Stroking my shoulder gently with the pad of his thumb.
Curling a strand of my hair around his finger.
And staring into my eyes. It’s a bit unnerving. He must see into my soul, and I’m not sure that’s a place I want to show him yet.
The world outside is in a deep slumber. The nightlife wore off hours ago, and the morning bustle of the city hasn’t started yet.
“Taking care of women’s…” He pauses, his jaw ticking. “Of your needs, gives me satisfaction.”
Of my needs? It wasn’t his first choice of words, and now I’m again thinking about all the other women he satisfies. About the long-legged brunette from his office.

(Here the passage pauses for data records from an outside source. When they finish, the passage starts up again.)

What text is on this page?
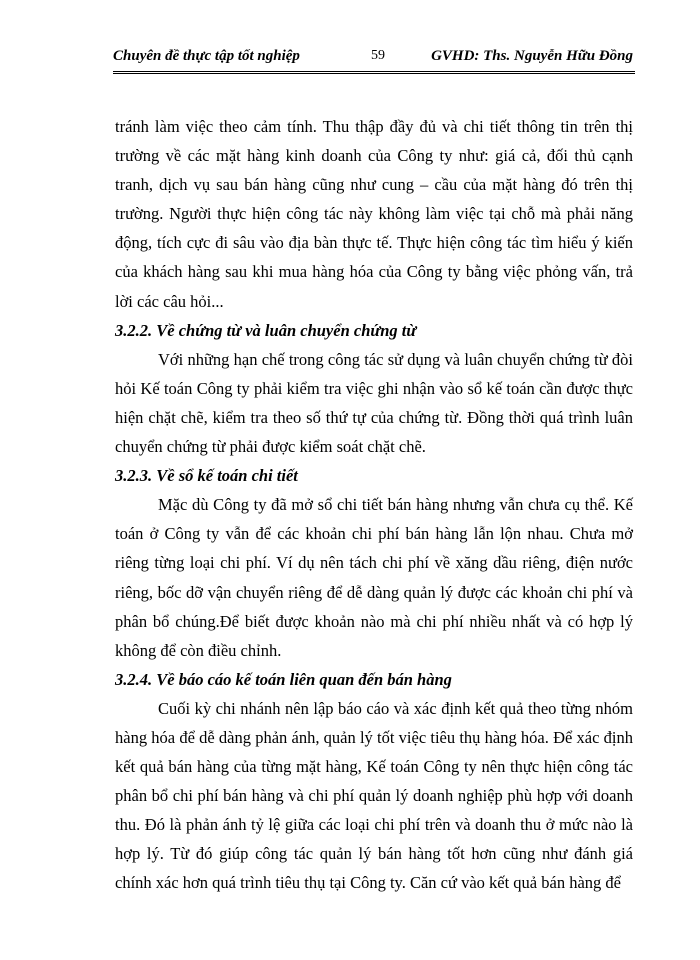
Chuyên đề thực tập tốt nghiệp	59	GVHD: Ths. Nguyễn Hữu Đồng

tránh làm việc theo cảm tính. Thu thập đầy đủ và chi tiết thông tin trên thị trường về các mặt hàng kinh doanh của Công ty như: giá cả, đối thủ cạnh tranh, dịch vụ sau bán hàng cũng như cung – cầu của mặt hàng đó trên thị trường. Người thực hiện công tác này không làm việc tại chỗ mà phải năng động, tích cực đi sâu vào địa bàn thực tế. Thực hiện công tác tìm hiểu ý kiến của khách hàng sau khi mua hàng hóa của Công ty bằng việc phỏng vấn, trả lời các câu hỏi...

3.2.2. Về chứng từ và luân chuyển chứng từ

Với những hạn chế trong công tác sử dụng và luân chuyển chứng từ đòi hỏi Kế toán Công ty phải kiểm tra việc ghi nhận vào sổ kế toán cần được thực hiện chặt chẽ, kiểm tra theo số thứ tự của chứng từ. Đồng thời quá trình luân chuyển chứng từ phải được kiểm soát chặt chẽ.

3.2.3. Về sổ kế toán chi tiết

Mặc dù Công ty đã mở sổ chi tiết bán hàng nhưng vẫn chưa cụ thể. Kế toán ở Công ty vẫn để các khoản chi phí bán hàng lẫn lộn nhau. Chưa mở riêng từng loại chi phí. Ví dụ nên tách chi phí về xăng dầu riêng, điện nước riêng, bốc dỡ vận chuyển riêng để dễ dàng quản lý được các khoản chi phí và phân bổ chúng.Để biết được khoản nào mà chi phí nhiều nhất và có hợp lý không để còn điều chỉnh.

3.2.4. Về báo cáo kế toán liên quan đến bán hàng

Cuối kỳ chi nhánh nên lập báo cáo và xác định kết quả theo từng nhóm hàng hóa để dễ dàng phản ánh, quản lý tốt việc tiêu thụ hàng hóa. Để xác định kết quả bán hàng của từng mặt hàng, Kế toán Công ty nên thực hiện công tác phân bổ chi phí bán hàng và chi phí quản lý doanh nghiệp phù hợp với doanh thu. Đó là phản ánh tỷ lệ giữa các loại chi phí trên và doanh thu ở mức nào là hợp lý. Từ đó giúp công tác quản lý bán hàng tốt hơn cũng như đánh giá chính xác hơn quá trình tiêu thụ tại Công ty. Căn cứ vào kết quả bán hàng để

But fuck it, he’s with me, not with her.
Taking care of my needs.
I don’t even do that properly most days, and having someone else put me first like this is unsettling. It makes me feel naked. More than I already am. Exposed. Discovered.
The feeling coils around my spine, settling in my chest, depriving me of oxygen. Baldo’s full attention is on me, and I don’t want him to witness another panic attack.
So I lean into sarcasm. “Like I’m a job well done.”
He smirks, but shrugs.
“So it was mind-blowing for me and just a job for you?”